Обиванкин неторопливо двинулся к машине.

— Да, конечно, — сказал он. — Но на условностях жизнь стоит. Помните, Алексей Анатольевич, — был такой рупор перестройки под названием «Огонек»?

— Помню, — ответил Лёка. — Мне ли не помнить. Коротич рулил…

— Я тогда его читал от корки до корки. И вот, помню, на обложке одного — фото Красной площади, а на ее фоне — огромный знак, запрещающий курить, и подпись: «Низзя!» В том смысле, что вот какой у нас тоталитаризм: просто на улицах можно курить, а на какой-то там Красной площади — низзя. Мол, что хотят большевики, то и запрещают, издеваясь над человеческим естеством. Долой, мол, бессмысленные запреты…
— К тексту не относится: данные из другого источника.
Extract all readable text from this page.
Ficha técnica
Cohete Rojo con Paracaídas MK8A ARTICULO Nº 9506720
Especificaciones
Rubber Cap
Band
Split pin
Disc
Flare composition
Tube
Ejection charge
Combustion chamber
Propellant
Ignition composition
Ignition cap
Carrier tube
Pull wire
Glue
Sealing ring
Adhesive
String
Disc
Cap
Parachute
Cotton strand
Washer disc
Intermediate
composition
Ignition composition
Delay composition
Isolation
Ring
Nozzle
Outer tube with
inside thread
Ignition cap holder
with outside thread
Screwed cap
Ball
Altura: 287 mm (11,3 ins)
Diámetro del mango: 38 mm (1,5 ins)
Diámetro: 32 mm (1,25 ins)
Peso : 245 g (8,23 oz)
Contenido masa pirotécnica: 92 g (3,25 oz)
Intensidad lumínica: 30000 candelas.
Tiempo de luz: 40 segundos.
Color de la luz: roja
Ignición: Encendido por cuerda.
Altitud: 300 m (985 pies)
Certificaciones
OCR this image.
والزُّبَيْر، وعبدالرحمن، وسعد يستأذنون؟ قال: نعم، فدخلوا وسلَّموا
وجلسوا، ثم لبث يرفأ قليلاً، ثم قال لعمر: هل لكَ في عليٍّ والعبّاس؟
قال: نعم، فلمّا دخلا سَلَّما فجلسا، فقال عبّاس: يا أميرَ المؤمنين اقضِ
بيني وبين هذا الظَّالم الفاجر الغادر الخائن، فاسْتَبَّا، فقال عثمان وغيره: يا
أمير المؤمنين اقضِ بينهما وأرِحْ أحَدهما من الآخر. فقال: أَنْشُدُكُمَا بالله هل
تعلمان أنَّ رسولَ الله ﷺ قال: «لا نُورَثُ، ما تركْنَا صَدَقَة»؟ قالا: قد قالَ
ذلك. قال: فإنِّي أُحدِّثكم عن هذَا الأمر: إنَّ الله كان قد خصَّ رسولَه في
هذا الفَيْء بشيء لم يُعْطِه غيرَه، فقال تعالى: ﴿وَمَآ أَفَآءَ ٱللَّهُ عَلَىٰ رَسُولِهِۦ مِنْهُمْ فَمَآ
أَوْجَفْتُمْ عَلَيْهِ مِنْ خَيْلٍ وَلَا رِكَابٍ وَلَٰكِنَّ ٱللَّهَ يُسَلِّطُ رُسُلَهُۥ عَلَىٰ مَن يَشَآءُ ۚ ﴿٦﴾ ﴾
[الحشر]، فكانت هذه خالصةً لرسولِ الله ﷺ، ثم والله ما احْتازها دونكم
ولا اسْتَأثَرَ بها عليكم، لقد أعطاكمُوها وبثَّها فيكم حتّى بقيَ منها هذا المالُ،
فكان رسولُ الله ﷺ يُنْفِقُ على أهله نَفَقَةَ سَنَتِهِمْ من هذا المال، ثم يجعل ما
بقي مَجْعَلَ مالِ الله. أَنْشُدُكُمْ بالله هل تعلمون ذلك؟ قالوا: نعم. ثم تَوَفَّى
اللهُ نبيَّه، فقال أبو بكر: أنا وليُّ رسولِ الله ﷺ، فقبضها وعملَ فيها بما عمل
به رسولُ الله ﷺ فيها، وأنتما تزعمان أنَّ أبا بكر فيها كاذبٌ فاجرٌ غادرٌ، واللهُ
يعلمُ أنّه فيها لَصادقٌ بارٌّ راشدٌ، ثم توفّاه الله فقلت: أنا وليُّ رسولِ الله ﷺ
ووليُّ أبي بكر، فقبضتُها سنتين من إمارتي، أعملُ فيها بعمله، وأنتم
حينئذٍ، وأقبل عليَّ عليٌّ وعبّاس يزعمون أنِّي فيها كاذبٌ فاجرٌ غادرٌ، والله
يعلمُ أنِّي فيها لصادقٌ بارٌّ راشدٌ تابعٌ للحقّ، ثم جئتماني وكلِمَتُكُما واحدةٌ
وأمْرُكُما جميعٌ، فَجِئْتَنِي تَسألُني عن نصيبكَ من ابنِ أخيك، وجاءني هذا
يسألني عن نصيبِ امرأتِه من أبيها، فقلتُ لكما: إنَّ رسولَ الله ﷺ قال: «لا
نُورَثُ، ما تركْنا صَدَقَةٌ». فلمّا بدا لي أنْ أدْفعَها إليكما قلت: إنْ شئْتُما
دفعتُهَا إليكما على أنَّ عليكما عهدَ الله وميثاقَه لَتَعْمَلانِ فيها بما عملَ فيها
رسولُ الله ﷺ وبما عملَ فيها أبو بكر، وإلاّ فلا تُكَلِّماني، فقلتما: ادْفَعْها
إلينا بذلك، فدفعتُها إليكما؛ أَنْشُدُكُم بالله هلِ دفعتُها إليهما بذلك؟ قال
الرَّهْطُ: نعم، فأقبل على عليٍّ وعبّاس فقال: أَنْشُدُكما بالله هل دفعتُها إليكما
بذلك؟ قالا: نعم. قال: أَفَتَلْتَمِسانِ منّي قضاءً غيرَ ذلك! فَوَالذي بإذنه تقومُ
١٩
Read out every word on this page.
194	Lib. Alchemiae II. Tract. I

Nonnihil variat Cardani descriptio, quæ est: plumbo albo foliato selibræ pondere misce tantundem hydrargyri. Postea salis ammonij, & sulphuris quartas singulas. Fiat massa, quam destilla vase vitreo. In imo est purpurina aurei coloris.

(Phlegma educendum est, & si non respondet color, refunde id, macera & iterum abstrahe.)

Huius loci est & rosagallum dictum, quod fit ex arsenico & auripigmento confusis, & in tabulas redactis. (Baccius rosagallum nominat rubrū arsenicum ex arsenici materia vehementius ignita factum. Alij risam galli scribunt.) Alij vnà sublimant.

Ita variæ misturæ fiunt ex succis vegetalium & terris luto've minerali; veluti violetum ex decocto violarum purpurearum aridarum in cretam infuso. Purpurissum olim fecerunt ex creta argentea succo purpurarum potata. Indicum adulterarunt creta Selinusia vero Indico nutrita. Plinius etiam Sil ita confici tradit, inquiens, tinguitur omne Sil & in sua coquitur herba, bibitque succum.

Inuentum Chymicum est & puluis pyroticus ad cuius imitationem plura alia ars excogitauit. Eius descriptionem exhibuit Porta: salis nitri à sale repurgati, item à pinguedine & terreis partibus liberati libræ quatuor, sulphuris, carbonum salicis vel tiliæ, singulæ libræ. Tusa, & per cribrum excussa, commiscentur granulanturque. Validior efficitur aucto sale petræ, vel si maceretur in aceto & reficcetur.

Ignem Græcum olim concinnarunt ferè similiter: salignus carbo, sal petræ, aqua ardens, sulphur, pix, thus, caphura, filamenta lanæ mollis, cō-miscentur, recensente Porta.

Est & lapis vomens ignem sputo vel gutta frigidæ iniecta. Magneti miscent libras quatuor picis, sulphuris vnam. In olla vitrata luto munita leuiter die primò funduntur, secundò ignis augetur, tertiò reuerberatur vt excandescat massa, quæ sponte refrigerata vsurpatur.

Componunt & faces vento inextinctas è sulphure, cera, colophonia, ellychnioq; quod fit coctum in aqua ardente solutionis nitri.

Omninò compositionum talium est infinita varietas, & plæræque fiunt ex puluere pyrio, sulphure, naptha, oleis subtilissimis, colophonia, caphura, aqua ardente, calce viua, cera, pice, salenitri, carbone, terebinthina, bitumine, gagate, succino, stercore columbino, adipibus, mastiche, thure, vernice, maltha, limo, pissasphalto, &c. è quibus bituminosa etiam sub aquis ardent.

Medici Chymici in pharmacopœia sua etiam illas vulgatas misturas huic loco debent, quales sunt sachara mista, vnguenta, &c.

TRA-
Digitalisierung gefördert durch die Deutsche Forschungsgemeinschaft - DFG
Лёка молча достал из кармана позвякивающие ключи и с усилием пропихнул нужный в скважину замка дверцы.

— Так получилось, что как раз тогда мне довелось быть в Японии. Не одному, конечно, — была там ученая делегация… не важно. И вот вышли мы на площадь перед императорским дворцом… а это только говорится так, за площадью еще ров с водой, весь дворцовый комплекс рвом окружен, потом за рвом — парк, туда вообще хода нет, и уж где-то в парке, мы и не видели их — дворцы. Место дивное: вроде и центр Токио рядом, а шум куда-то сразу отодвинулся, пропал, из-за канала цикады в парке наяривают… И вот один из наших, залюбовавшись, сунул сигарету в рот для полного удовольствия, зажигалку достал… А гид к нему в панике, аж руками машет крестообразно: нельзя, нельзя! Почему? А никто не знает. Нельзя и все. Император недалеко — и тут курить неуважительно. Глупость какая, правда? Но красиво. Курить тут — неуважительно. И я тогда понял, для чего нужны условности. С единственной целью — чтобы было видно, как люди уважают друг друга… чтобы они могли друг другу это показать. Если люди, как вот они там, это сами чувствуют — никаких запретительных знаков не надо. А если перестанут чувствовать уважение — и знаки не помогут, на них плевать будут, как мы на все плюнули. Знаете, по-моему… не без помощи таких вот издевательских «низзя» в прессе, кстати… понятие «уважения» из нашей жизни исчезло совершенно.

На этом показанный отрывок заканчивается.